Sarah’s primary role with her employer is to work to improve the environmental quality of southwest Detroit addressing primarily pollution, contamination and blight issues in order to improve the quality of life of the people living in and around the area. One program she manages is the Clean Diesel Program. Sarah works with various industries to retrofit trucks to make them burn cleaner. She said that grants from the government have helped considerably and keep the program going. Another program she manages is the Walk to School Days program that encourages kids to walk to school in an effort to counter obesity. Sarah said that the Tire Seat program is her signature event in light of the fact that tires are plentiful in the Motor City! Through this program tires are sent to a company that mulches them for use in playground materials.
 
Her biggest project, she said, involves revitalizing vacant lots. She has been working with a group called “Ideal” in the Clark Park neighborhood near what used to be an old Cadillac plant that involve residents and other businesses in the area who have already invested over 6,000 man hours to develop a perennial and recreational garden which is actually a series of interlocking circles which Sarah designed herself!
 
On the very same street, residents were looking for a way to grow vegetables so across from the Clark Street plant on what was once an enclosed executive parking lot now vacant.

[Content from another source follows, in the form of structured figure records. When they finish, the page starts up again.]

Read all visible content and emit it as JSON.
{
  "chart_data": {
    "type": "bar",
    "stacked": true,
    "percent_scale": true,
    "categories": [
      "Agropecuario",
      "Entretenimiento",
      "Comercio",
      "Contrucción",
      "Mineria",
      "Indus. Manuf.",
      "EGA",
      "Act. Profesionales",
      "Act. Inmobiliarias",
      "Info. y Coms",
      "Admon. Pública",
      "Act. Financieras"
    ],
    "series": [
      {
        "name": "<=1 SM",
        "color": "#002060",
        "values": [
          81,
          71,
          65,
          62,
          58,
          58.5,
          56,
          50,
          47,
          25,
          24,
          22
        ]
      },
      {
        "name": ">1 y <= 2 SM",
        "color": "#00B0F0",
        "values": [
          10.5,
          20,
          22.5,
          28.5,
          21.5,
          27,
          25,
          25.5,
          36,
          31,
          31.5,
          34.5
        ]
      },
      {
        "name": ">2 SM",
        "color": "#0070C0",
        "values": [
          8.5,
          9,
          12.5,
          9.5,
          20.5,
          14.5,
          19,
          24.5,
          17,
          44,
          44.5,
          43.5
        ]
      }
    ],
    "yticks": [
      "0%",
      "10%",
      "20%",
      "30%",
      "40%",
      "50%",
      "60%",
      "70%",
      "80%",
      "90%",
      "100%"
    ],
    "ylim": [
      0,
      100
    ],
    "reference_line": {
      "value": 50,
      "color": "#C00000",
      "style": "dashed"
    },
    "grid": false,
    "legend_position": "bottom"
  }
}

Shipping crates from General Motors that were re-purposed were laid on top of the asphalt lot to grow vegetables! This area of some 3,000 square feet has become a great gathering place for residents who get together every Saturday to take care of the garden and take whatever they need for their own use.  Everything that is taken from the garden that can’t be used goes to a local compost site. Kids also help out by bringing used tires into the garden, paint them and hang them around the fence surrounding the lot. They then take the used paint cans and place flowers in them and stick them in the tires!
 
Sarah deserves much credit for bringing people together, re-purposing materials that would otherwise end up in a landfill, ending blight in rundown neighborhoods, and providing food for area residents! Very informative presentation, Sarah. Keep up the wonderful work in this part of Greater Detroit! Her work has appeared in many national magazines.